犯行時に特定少年(18歳〜19歳)の方の場合ですが、事件が逆送されて起訴された場合には、少年法61条が規定する推知報道禁止の規定が解除されます。

つまり、新聞やテレビ、インターネット上で、実名報道等が可能になります。デジタルタトゥーが残ることは、お子様の将来の就職や結婚、日常生活に深刻な悪影響を及ぼし続けます。

逆送を回避する方法は?

では、どうすれば逆送を回避することができるでしょうか?ここでは、刑事処分相当性と逆送を回避する重要な視点を説明します。

逆送の有無を決する刑事処分相当性

原則例外の違いはありますが、いずれにも共通しているのは、「刑事処分が相当であるかどうか」という視点です。

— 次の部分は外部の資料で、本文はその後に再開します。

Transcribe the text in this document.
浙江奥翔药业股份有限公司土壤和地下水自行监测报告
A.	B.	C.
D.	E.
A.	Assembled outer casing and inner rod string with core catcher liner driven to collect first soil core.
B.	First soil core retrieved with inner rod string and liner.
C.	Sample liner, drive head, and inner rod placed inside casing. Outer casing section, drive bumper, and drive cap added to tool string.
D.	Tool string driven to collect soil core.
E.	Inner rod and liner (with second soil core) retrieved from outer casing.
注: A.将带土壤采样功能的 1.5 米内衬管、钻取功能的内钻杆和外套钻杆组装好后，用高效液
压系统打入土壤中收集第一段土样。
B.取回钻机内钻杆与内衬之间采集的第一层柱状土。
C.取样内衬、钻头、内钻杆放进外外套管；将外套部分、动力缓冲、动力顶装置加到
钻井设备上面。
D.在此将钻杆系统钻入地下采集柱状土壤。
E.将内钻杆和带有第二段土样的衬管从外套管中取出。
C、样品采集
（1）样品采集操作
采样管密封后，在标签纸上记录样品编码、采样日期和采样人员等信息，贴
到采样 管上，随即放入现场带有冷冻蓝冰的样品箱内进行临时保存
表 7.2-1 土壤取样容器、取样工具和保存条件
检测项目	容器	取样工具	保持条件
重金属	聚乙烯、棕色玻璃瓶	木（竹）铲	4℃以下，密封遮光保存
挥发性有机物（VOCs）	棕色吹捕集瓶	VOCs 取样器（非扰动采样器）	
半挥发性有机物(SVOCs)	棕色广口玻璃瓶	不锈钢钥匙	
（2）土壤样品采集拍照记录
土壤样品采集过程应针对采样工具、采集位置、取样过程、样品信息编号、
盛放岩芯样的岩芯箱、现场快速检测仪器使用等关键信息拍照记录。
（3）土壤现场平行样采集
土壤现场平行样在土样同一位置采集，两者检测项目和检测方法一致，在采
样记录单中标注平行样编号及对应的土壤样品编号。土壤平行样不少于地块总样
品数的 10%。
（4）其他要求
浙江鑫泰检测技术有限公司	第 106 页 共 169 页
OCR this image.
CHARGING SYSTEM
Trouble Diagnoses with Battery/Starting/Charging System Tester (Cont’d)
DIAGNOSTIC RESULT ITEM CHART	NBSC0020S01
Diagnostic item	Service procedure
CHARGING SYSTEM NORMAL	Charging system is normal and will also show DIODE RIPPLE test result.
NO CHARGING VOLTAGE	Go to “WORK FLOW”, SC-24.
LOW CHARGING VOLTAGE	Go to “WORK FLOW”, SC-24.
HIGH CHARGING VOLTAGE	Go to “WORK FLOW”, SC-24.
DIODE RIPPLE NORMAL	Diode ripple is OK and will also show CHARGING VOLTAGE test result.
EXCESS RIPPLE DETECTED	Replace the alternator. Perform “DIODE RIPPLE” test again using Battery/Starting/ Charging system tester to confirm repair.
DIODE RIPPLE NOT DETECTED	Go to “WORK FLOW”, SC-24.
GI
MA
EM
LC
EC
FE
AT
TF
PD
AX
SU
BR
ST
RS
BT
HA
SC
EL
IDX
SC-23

そして、「刑事処分が相当であるかどうか」は、①犯行の動機、②犯行態様及び結果、③犯行後の情況、④性格・年齢、⑤行状・環境、⑥その他のあらゆる事情を考慮して判断されます。

原則逆送事件の場合

原則逆送事件の場合にも、刑事処分が相当であるかどうかという視点であることに変わりはありません。
しかし、原則逆送とされていて、例外的に刑事処分が相当ではない場合に少年事件のまま進行するという枠組みである以上、「刑事処分は相当でない」というだけの特段の事情が要求されます。つまり、逆送を回避するハードルはより一層高いということです。

逆送回避のためにできること

逆送を回避するためには、「刑事処分は相当ではない」と主張する必要があります。

そして、刑事処分が相当ではないことをアピールするには、次の視点が重要であると考えます。

  • 犯情事実
    少年自身の凶悪性の程度、犯行の悪質性の程度、被害結果の程度、犯行動機などの犯情事実が重くないことが最も重要な視点になります。
  • 少年のパーソナルな事情
    年齢が若く未成熟であること、非行歴がないこと、家庭環境や成育歴に問題があり少年だけの責任にはできないことなども重要な視点です。
  • 犯行後の情状
    少年が深く反省していること、被害者に対する真摯な謝罪があること、被害弁償や示談をしていること、家庭環境や親子関係を見直したこと、依存症の治療を行っていることなど多岐にわたります。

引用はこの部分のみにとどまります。